Dans « Le chemin… », j’avance un argument politico-historique que j’ai étayé dans La République et les Juifs (1982)… L’émancipation qui avait sorti les Juifs des ghettos ne faisait pas place aux Juifs comme peuple ni ne reconnaissait leur identité culturelle. Le sionisme normalisateur fut la force historique qui se confronta à cette nouvelle donne: il rajouta l’Etat à la citoyenneté individuelle reçue de l’émancipation mais ne se préoccupa pas de réformer la dimension culturelle (sous le coup de la « régénération » des Juifs qui était sa finalité), ni de mettre en œuvre la révision de dispositifs qui avaient séparé la « religion » de la civilisation hébraïque. La situation l’empêchait.
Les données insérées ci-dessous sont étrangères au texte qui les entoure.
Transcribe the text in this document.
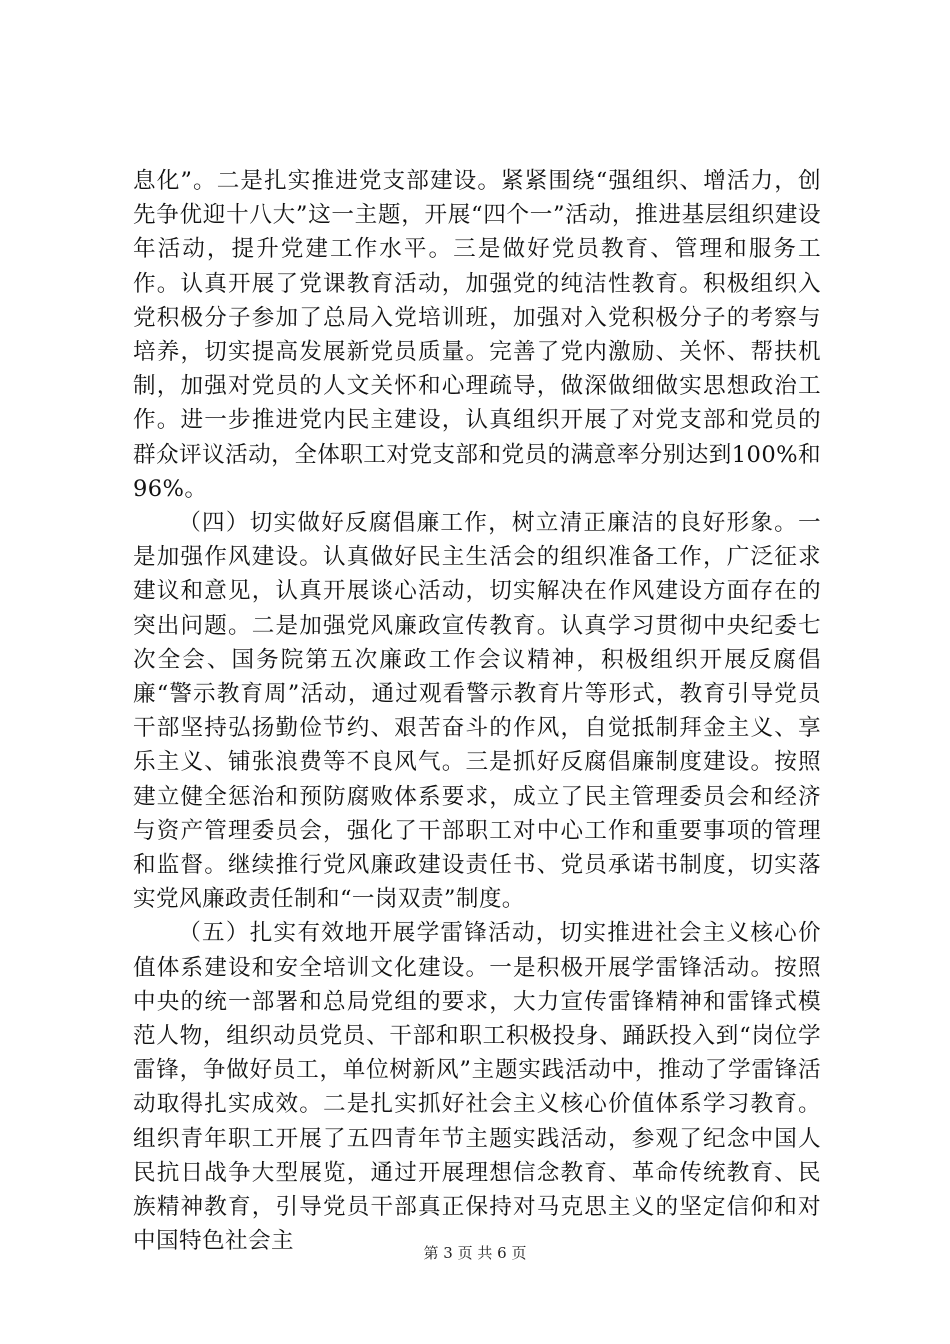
息化”。二是扎实推进党支部建设。紧紧围绕“强组织、增活力，创先争优迎十八大”这一主题，开展“四个一”活动，推进基层组织建设年活动，提升党建工作水平。三是做好党员教育、管理和服务工作。认真开展了党课教育活动，加强党的纯洁性教育。积极组织入党积极分子参加了总局入党培训班，加强对入党积极分子的考察与培养，切实提高发展新党员质量。完善了党内激励、关怀、帮扶机制，加强对党员的人文关怀和心理疏导，做深做细做实思想政治工作。进一步推进党内民主建设，认真组织开展了对党支部和党员的群众评议活动，全体职工对党支部和党员的满意率分别达到100%和96%。

（四）切实做好反腐倡廉工作，树立清正廉洁的良好形象。一是加强作风建设。认真做好民主生活会的组织准备工作，广泛征求建议和意见，认真开展谈心活动，切实解决在作风建设方面存在的突出问题。二是加强党风廉政宣传教育。认真学习贯彻中央纪委七次全会、国务院第五次廉政工作会议精神，积极组织开展反腐倡廉“警示教育周”活动，通过观看警示教育片等形式，教育引导党员干部坚持弘扬勤俭节约、艰苦奋斗的作风，自觉抵制拜金主义、享乐主义、铺张浪费等不良风气。三是抓好反腐倡廉制度建设。按照建立健全惩治和预防腐败体系要求，成立了民主管理委员会和经济与资产管理委员会，强化了干部职工对中心工作和重要事项的管理和监督。继续推行党风廉政建设责任书、党员承诺书制度，切实落实党风廉政责任制和“一岗双责”制度。

（五）扎实有效地开展学雷锋活动，切实推进社会主义核心价值体系建设和安全培训文化建设。一是积极开展学雷锋活动。按照中央的统一部署和总局党组的要求，大力宣传雷锋精神和雷锋式模范人物，组织动员党员、干部和职工积极投身、踊跃投入到“岗位学雷锋，争做好员工，单位树新风”主题实践活动中，推动了学雷锋活动取得扎实成效。二是扎实抓好社会主义核心价值体系学习教育。组织青年职工开展了五四青年节主题实践活动，参观了纪念中国人民抗日战争大型展览，通过开展理想信念教育、革命传统教育、民族精神教育，引导党员干部真正保持对马克思主义的坚定信仰和对中国特色社会主	第 3 页 共 6 页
- « Lorsque Israël se rassemble des quatre coins de l’exil, ce sont les témoignages de l’exil créateur de Dieu qui s’assemblent en le reconstituant, en le renouvelant », dites-vous dans le chapitre de « L’émergence du centre ». Pourquoi tant de figures juives d’après-guerre, françaises en particulier, tous ces extraordinaires André Chouraqui, André Neher, Léon Ashkénazi dit Manitou, Eliane Amado-Valensi, Claude Vigée, pour ne citer que quelques exemples, tous immigrés en Israël, ont-ils si peu pénétré la pensée juive israélienne, la vie juive et son extension politique et sociale ? Refus de cette « émergence du centre ?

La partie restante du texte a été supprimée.